À medida que a FortyGuard se prepara para fechar um grande ciclo de investimentos, a meta da empresa é se posicionar como uma companhia de tecnologia, integrando suas soluções a plataformas existentes, como aquelas para o setor imobiliário. Isso permitiria, por exemplo, que compradores de imóveis identificassem os bairros menos quentes ou que corredores encontrassem as rotas mais frescas para suas corridas matinais. O interesse por informações relacionadas ao clima é crescente, e várias plataformas tecnológicas estão se atualizando para incluir dados deste tipo. Por exemplo, a Zillow, um conhecido site de imóveis nos Estados Unidos, anunciou recentemente que suas listagens incluirão informações sobre risco de incêndios florestais, qualidade do ar e calor.

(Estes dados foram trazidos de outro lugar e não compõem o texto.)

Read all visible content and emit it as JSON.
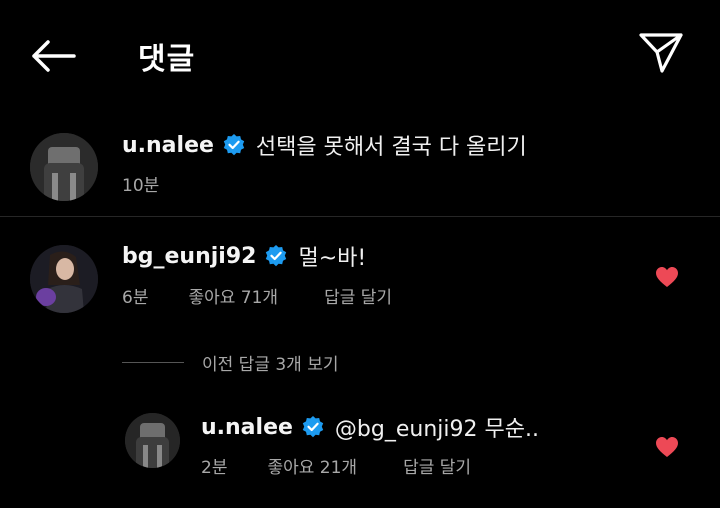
{
  "header": {
    "title": "댓글",
    "back_icon": "arrow-left-icon",
    "send_icon": "paper-plane-icon"
  },
  "comments": [
    {
      "username": "u.nalee",
      "verified": true,
      "text": "선택을 못해서 결국 다 올리기",
      "time": "10분"
    },
    {
      "username": "bg_eunji92",
      "verified": true,
      "text": "멀~바!",
      "time": "6분",
      "likes": "좋아요 71개",
      "reply_label": "답글 달기",
      "liked": true
    }
  ],
  "view_replies_label": "이전 답글 3개 보기",
  "reply": {
    "username": "u.nalee",
    "verified": true,
    "text": "@bg_eunji92 무순..",
    "time": "2분",
    "likes": "좋아요 21개",
    "reply_label": "답글 달기",
    "liked": true
  },
  "colors": {
    "background": "#000000",
    "verified_badge": "#1d9bf0",
    "heart": "#ed4956",
    "meta_text": "#a8a8a8"
  }
}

Outras empresas, como o Google, também estão investindo na aplicação da inteligência artificial para lidar com questões climáticas, desenvolvendo ferramentas que utilizam imagens aéreas e de satélites para ajudar as cidades a enfrentarem o calor extremo. No entanto, especialistas enfatizam que é fundamental haver um entendimento claro sobre as fontes dos dados e os métodos de validação utilizados, uma vez que esses elementos são cruciais para a eficácia das informações que estão sendo disponibilizadas. A demanda por dados de temperatura de alta resolução espacial nas áreas urbanas é inegável, e a atenção crescente em relação ao calor urbano pode se tornar um fator importante para a melhoria da qualidade de vida nas cidades.

No final das contas, a questão crucial é como essa informação será utilizada. Enquanto algumas cidades se destacam em suas iniciativas para educar os residentes sobre o aquecimento urbano e criar sistemas de alerta, outras ainda estão buscando maneiras de incorporar a mitigação do calor em seu planejamento urbano. O futuro do nosso ambiente urbano depende, em grande parte, não apenas da coleta de dados, mas também da sua aplicação eficaz em práticas de planejamento da cidade e desenvolvimento sustentável.